A* adds a heuristic to Dijkstra’s priority: f = g + h, where h is the Manhattan distance to the goal. This focuses the search toward the goal, dramatically reducing the number of nodes expanded compared to Dijkstra on open terrain. The heuristic is admissible — it never overestimates, so the found path is guaranteed optimal.

// A* priority: g (cost so far) + h (Manhattan distance to goal).
let f = new_g + manhattan(neighbor, goal);
self.heap.push(Reverse((f, neighbor.0, neighbor.1)));
// Manhattan distance — admissible for 4-connected grids.
fn manhattan(a: (usize, usize), b: (usize, usize)) -> u32 {
let dr = (a.0 as i32 - b.0 as i32).unsigned_abs();
let dc = (a.1 as i32 - b.1 as i32).unsigned_abs();
dr + dc
}

Greedy Best-First drops the g term entirely — it prioritizes purely by h. This makes it the fastest searcher visually (it rushes straight at the goal), but it is not optimal. Draw an L-shaped wall that forces a detour and watch Greedy find a longer path than A*.
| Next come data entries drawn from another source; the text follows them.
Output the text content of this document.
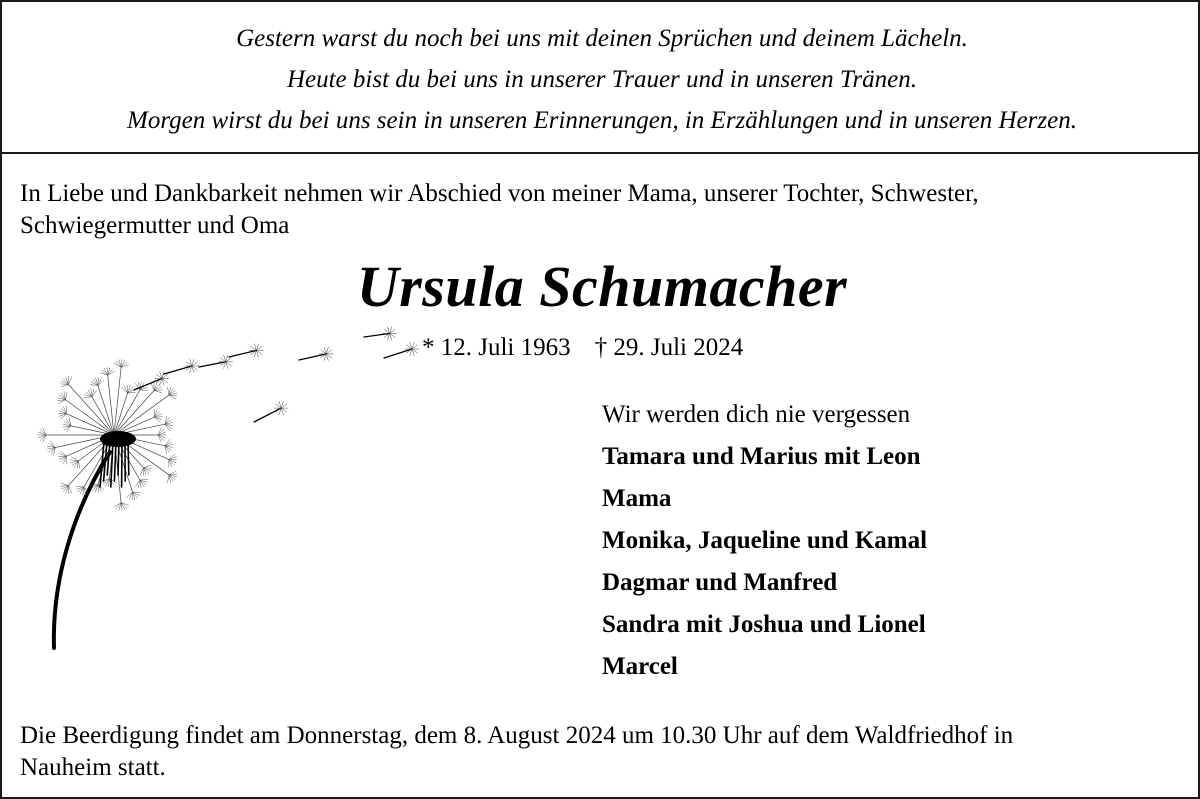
Gestern warst du noch bei uns mit deinen Sprüchen und deinem Lächeln.
Heute bist du bei uns in unserer Trauer und in unseren Tränen.
Morgen wirst du bei uns sein in unseren Erinnerungen, in Erzählungen und in unseren Herzen.
In Liebe und Dankbarkeit nehmen wir Abschied von meiner Mama, unserer Tochter, Schwester,
Schwiegermutter und Oma
Ursula Schumacher
* 12. Juli 1963 † 29. Juli 2024
Wir werden dich nie vergessen
Tamara und Marius mit Leon
Mama
Monika, Jaqueline und Kamal
Dagmar und Manfred
Sandra mit Joshua und Lionel
Marcel
Die Beerdigung findet am Donnerstag, dem 8. August 2024 um 10.30 Uhr auf dem Waldfriedhof in
Nauheim statt.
One implementation note: A* and Dijkstra both use lazy deletion from the heap. When a shorter path to a node is found, a new entry is pushed rather than updating the existing one. Stale entries are detected and skipped when popped:

// Skip stale heap entries (lazy deletion).
if self.closed_positions.contains(&current) {
return StepResult::Continue;
}

Building for the web with egui + eframe

The entire visualizer is a single Rust crate compiled to WebAssembly with wasm-pack. The egui immediate-mode model maps naturally to a game-loop: each frame the app rebuilds the UI from scratch based on current state, then egui diffs it against the previous frame. No virtual DOM, no useState cascades — state lives in a plain Rust struct.

eframe’s WebRunner takes a canvas element id and manages the event loop, input handling, and DPI scaling using ResizeObserver and devicePixelContentBoxSize (physical pixels, bypassing window.devicePixelRatio). The canvas sits in a React island that initializes the WASM module, hands off the canvas id, then gets out of the way.

The trade-off is real: egui uses its own font rasterizer and draws everything to a WebGL canvas. You lose native browser text rendering, system fonts, CSS transitions, and accessibility semantics. For a visualizer where the interaction model is the point, it is a reasonable trade. For anything content-heavy, it is the wrong tool.